Revolta no Parque São Jorge: Contra a Diretoria e o Endividamento
Os principais alvos da manifestação foram o presidente Osmar Stabile, o vice-presidente Armando Mendonça, e o presidente do Conselho Deliberativo, além de outros conselheiros. Com faixas, cartazes e cânticos como “Reforma o estatuto ou a Fiel vai invadir”, os torcedores expressaram sua insatisfação. A sequência de protestos reflete a profunda crise do clube, que acumula uma dívida próxima dos R$ 3 bilhões, um dos principais catalisadores da revolta. Na última quarta-feira (19), um ato similar ocorreu em frente ao Ministério Público, reforçando o desejo de que uma intervenção judicial possa resultar na saída de figuras-chave da estrutura política corintiana.

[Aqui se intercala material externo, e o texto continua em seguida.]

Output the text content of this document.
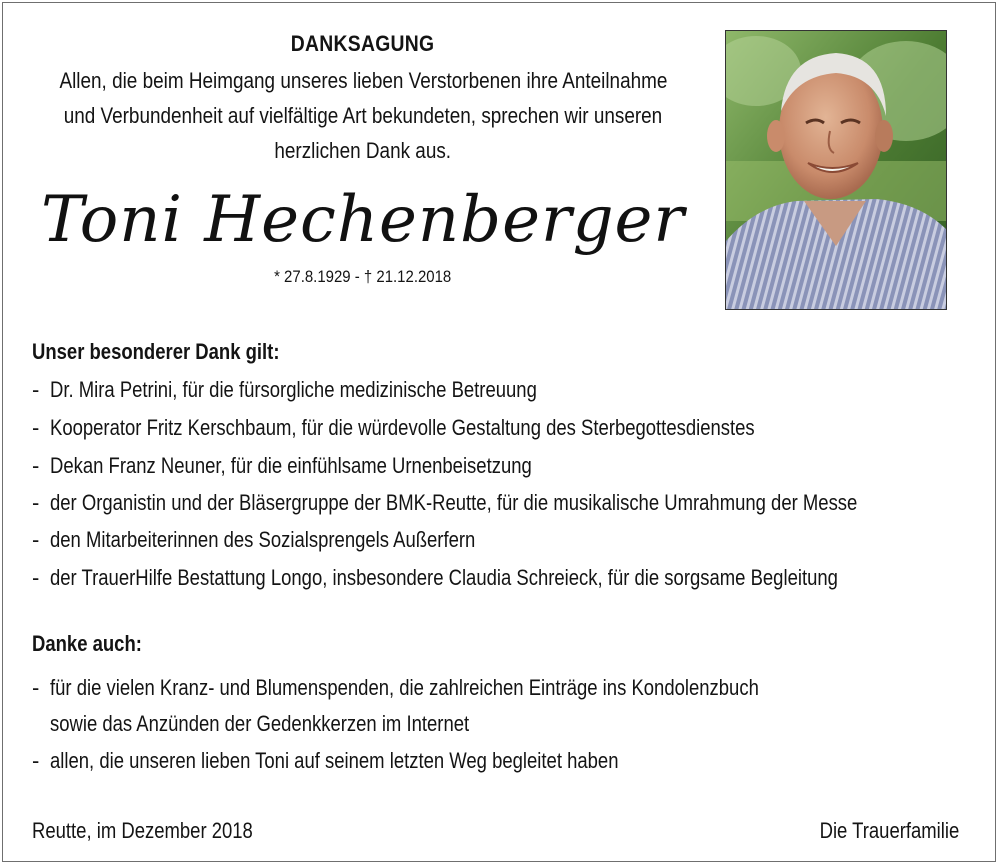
DANKSAGUNG
Allen, die beim Heimgang unseres lieben Verstorbenen ihre Anteilnahme
und Verbundenheit auf vielfältige Art bekundeten, sprechen wir unseren
herzlichen Dank aus.
Toni Hechenberger
* 27.8.1929 - † 21.12.2018
Unser besonderer Dank gilt:
- Dr. Mira Petrini, für die fürsorgliche medizinische Betreuung
- Kooperator Fritz Kerschbaum, für die würdevolle Gestaltung des Sterbegottesdienstes
- Dekan Franz Neuner, für die einfühlsame Urnenbeisetzung
- der Organistin und der Bläsergruppe der BMK-Reutte, für die musikalische Umrahmung der Messe
- den Mitarbeiterinnen des Sozialsprengels Außerfern
- der TrauerHilfe Bestattung Longo, insbesondere Claudia Schreieck, für die sorgsame Begleitung
Danke auch:
- für die vielen Kranz- und Blumenspenden, die zahlreichen Einträge ins Kondolenzbuch
sowie das Anzünden der Gedenkkerzen im Internet
- allen, die unseren lieben Toni auf seinem letzten Weg begleitet haben
Reutte, im Dezember 2018	Die Trauerfamilie
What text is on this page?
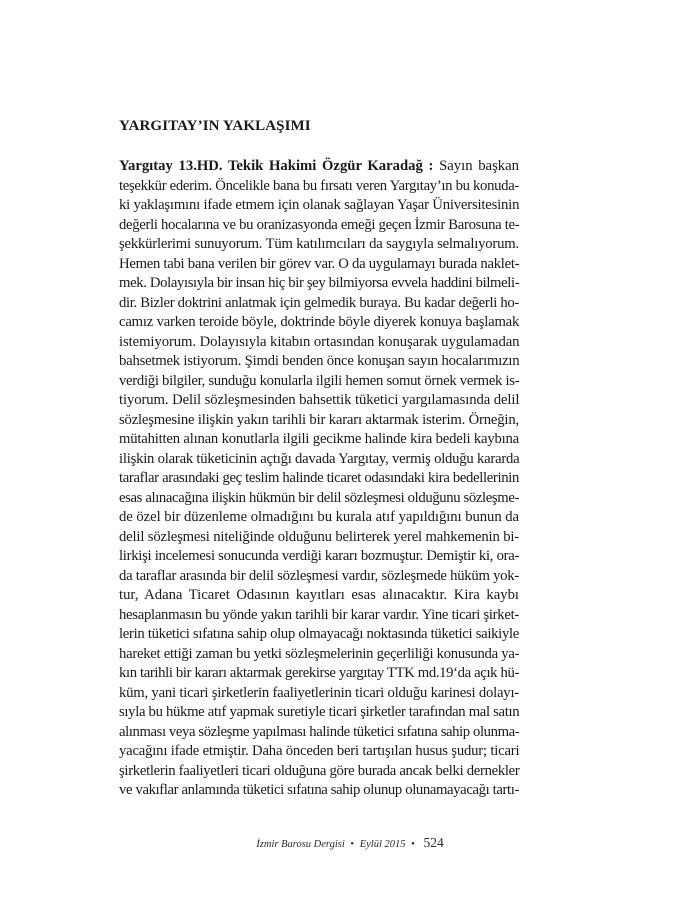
YARGITAY’IN YAKLAŞIMI
Yargıtay 13.HD. Tekik Hakimi Özgür Karadağ : Sayın başkan
teşekkür ederim. Öncelikle bana bu fırsatı veren Yargıtay’ın bu konuda-
ki yaklaşımını ifade etmem için olanak sağlayan Yaşar Üniversitesinin
değerli hocalarına ve bu oranizasyonda emeği geçen İzmir Barosuna te-
şekkürlerimi sunuyorum. Tüm katılımcıları da saygıyla selmalıyorum.
Hemen tabi bana verilen bir görev var. O da uygulamayı burada naklet-
mek. Dolayısıyla bir insan hiç bir şey bilmiyorsa evvela haddini bilmeli-
dir. Bizler doktrini anlatmak için gelmedik buraya. Bu kadar değerli ho-
camız varken teroide böyle, doktrinde böyle diyerek konuya başlamak
istemiyorum. Dolayısıyla kitabın ortasından konuşarak uygulamadan
bahsetmek istiyorum. Şimdi benden önce konuşan sayın hocalarımızın
verdiği bilgiler, sunduğu konularla ilgili hemen somut örnek vermek is-
tiyorum. Delil sözleşmesinden bahsettik tüketici yargılamasında delil
sözleşmesine ilişkin yakın tarihli bir kararı aktarmak isterim. Örneğin,
mütahitten alınan konutlarla ilgili gecikme halinde kira bedeli kaybına
ilişkin olarak tüketicinin açtığı davada Yargıtay, vermiş olduğu kararda
taraflar arasındaki geç teslim halinde ticaret odasındaki kira bedellerinin
esas alınacağına ilişkin hükmün bir delil sözleşmesi olduğunu sözleşme-
de özel bir düzenleme olmadığını bu kurala atıf yapıldığını bunun da
delil sözleşmesi niteliğinde olduğunu belirterek yerel mahkemenin bi-
lirkişi incelemesi sonucunda verdiği kararı bozmuştur. Demiştir ki, ora-
da taraflar arasında bir delil sözleşmesi vardır, sözleşmede hüküm yok-
tur, Adana Ticaret Odasının kayıtları esas alınacaktır. Kira kaybı
hesaplanmasın bu yönde yakın tarihli bir karar vardır. Yine ticari şirket-
lerin tüketici sıfatına sahip olup olmayacağı noktasında tüketici saikiyle
hareket ettiği zaman bu yetki sözleşmelerinin geçerliliği konusunda ya-
kın tarihli bir kararı aktarmak gerekirse yargıtay TTK md.19‘da açık hü-
küm, yani ticari şirketlerin faaliyetlerinin ticari olduğu karinesi dolayı-
sıyla bu hükme atıf yapmak suretiyle ticari şirketler tarafından mal satın
alınması veya sözleşme yapılması halinde tüketici sıfatına sahip olunma-
yacağını ifade etmiştir. Daha önceden beri tartışılan husus şudur; ticari
şirketlerin faaliyetleri ticari olduğuna göre burada ancak belki dernekler
ve vakıflar anlamında tüketici sıfatına sahip olunup olunamayacağı tartı-
İzmir Barosu Dergisi • Eylül 2015 • 524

Intervenção Judicial: Unidade e Divergência na Fiel
A ideia de uma intervenção judicial, embora radical, ganhou força entre as torcidas organizadas, que demonstraram descrença nas diretorias e oposições passadas e presentes. Essa medida é vista por parte da torcida como a única forma de sanar os problemas do clube. Contudo, a proposta não é unanimidade entre os corintianos. O Coletivo Democracia Corinthiana, por exemplo, posicionou-se publicamente contra a intervenção, apontando para divergências internas sobre os caminhos para a recuperação do Alvinegro.
Outras Pautas: O Voto do Fiel Torcedor
Paralelamente ao clamor por intervenção, antigas reivindicações seguem na pauta dos torcedores “comuns”, que se uniram aos organizados. Dentre elas, destaca-se o direito ao voto para o fiel torcedor, uma vez que atualmente apenas os sócios do clube têm o poder de eleger a diretoria. Essa demanda reflete um desejo de maior democratização e participação popular nas decisões do Corinthians, mostrando que, apesar das divergências sobre a intervenção judicial, há um consenso de que a situação atual não pode perdurar.